Eat Up Martha
Back in the 1990's, Apple invented what could be seen as the precursor to the iPhone - a PDA called the Newton. It featured an at-the-time revolutionary feature - handwriting recognition. You would write using the included stylus directly onto the screen, and it would immediately translate your handwriting into type.
Theoretically.
In practice, the recognition often made mistakes. It would compare a guess of what it thought you wrote against an internal dictionary, and so would occasionally substitute completely the wrong word - although still correctly spelled.
This "feature" was even spoofed on an episode of The Simpsons, Nelson writes "Beat up Martin" on his Newton, which becomes "Eat Up Martha".

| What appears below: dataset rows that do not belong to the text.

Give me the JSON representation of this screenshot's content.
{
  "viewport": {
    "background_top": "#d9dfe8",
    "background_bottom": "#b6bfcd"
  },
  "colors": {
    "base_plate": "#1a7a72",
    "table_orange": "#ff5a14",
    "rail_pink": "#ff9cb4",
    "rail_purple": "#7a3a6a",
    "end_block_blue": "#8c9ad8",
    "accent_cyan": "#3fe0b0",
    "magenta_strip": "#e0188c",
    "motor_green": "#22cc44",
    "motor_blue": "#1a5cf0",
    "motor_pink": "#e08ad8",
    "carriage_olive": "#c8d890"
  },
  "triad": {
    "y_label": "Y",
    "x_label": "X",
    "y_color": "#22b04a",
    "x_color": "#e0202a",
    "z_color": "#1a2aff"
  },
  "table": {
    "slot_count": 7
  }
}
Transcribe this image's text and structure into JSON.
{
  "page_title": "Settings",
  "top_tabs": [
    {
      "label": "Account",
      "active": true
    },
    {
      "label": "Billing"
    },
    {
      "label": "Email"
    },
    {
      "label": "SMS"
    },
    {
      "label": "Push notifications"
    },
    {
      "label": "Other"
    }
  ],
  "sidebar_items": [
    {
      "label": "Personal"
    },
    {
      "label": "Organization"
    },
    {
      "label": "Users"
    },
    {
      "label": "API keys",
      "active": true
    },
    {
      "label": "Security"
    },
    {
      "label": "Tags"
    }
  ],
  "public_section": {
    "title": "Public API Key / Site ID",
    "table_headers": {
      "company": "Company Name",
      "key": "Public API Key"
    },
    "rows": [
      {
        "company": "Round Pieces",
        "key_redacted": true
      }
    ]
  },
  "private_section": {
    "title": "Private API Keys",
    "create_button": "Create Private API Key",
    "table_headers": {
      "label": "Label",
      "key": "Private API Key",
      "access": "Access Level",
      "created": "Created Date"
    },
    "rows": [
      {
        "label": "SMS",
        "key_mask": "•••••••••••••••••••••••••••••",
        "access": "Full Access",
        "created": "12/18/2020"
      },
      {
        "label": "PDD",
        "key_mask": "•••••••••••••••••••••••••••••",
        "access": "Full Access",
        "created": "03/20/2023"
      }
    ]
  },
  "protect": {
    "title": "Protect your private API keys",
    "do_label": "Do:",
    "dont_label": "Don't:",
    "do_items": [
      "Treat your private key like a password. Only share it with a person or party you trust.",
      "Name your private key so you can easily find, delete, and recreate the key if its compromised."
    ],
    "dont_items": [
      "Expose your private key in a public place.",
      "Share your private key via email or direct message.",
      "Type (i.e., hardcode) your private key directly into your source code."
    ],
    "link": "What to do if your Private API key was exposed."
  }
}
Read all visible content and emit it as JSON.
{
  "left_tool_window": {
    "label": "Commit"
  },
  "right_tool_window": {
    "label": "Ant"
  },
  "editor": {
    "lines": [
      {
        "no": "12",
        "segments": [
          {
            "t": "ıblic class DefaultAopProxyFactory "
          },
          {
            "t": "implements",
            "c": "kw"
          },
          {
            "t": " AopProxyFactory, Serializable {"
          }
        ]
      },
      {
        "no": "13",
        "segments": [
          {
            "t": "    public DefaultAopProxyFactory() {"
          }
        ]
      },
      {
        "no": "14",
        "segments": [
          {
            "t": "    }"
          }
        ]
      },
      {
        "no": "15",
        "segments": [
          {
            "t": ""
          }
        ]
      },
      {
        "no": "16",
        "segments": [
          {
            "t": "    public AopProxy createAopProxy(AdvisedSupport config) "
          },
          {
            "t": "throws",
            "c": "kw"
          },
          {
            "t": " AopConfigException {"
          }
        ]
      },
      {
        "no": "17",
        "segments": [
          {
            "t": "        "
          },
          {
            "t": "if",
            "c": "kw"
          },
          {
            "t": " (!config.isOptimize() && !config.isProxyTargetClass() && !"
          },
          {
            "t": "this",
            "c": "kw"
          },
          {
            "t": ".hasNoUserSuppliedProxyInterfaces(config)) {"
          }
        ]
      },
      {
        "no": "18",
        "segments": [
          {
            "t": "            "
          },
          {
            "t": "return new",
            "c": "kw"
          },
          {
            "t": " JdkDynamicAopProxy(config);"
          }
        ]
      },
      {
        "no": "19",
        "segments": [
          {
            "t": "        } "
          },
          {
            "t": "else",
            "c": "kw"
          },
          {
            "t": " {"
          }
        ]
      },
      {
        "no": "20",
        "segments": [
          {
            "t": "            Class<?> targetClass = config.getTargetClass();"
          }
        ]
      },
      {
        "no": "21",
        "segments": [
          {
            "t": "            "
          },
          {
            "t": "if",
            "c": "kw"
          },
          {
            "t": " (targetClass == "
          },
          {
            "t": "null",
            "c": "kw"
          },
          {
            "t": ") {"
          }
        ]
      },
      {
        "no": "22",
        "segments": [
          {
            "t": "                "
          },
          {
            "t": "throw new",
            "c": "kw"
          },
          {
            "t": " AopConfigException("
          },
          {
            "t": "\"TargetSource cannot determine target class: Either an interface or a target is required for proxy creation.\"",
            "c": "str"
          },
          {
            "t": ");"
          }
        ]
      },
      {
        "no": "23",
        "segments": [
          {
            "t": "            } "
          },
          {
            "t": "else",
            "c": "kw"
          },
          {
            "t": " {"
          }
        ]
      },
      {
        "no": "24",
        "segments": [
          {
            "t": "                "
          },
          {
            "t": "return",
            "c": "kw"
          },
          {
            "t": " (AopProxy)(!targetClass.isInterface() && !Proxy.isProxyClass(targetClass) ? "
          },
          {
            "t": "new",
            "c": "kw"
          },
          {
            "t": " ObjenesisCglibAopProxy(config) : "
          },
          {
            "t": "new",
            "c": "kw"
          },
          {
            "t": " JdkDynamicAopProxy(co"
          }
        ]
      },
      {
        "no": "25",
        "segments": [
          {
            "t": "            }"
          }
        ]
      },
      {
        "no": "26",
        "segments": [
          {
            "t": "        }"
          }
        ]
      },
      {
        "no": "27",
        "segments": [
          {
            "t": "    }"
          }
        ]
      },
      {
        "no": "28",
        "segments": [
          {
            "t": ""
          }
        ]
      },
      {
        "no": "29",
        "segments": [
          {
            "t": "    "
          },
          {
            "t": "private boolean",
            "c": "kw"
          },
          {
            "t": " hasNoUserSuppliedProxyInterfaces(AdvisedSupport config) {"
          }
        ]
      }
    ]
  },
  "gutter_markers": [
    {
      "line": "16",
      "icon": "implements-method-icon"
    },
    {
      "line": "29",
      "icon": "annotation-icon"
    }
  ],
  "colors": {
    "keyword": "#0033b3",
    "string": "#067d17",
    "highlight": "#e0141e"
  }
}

Well, I think I've found the Newton for the 21st century. It's a web service called reQall, which keeps track of your to-do list and allows you to access it on your computer, on the web, and over the phone.
One of it's unique selling points is that you can dictate something to remember over the phone, and the service will automatically transcribe it into text and store it in your to-do list. They use actual people to do this, so the transcription should be accurate and reliable. Right?
I've been testing it out. I wanted to remember to bring my Look Around You DVDs into work, so that I could lend them to a co-worker, Peter. So, I activated the reQall app on my iPhone and said, "Bring in 'Look Around You' for Peter.". It saved the recording and sent it off to reQall to be added to my to-do list.
A few minutes later - quick! - it appears. The result?
Reneen look around you for pizza..
Wait, what? That's... awful. Especially as it was transcribed by an actual person. "Reneen" isn't even a word!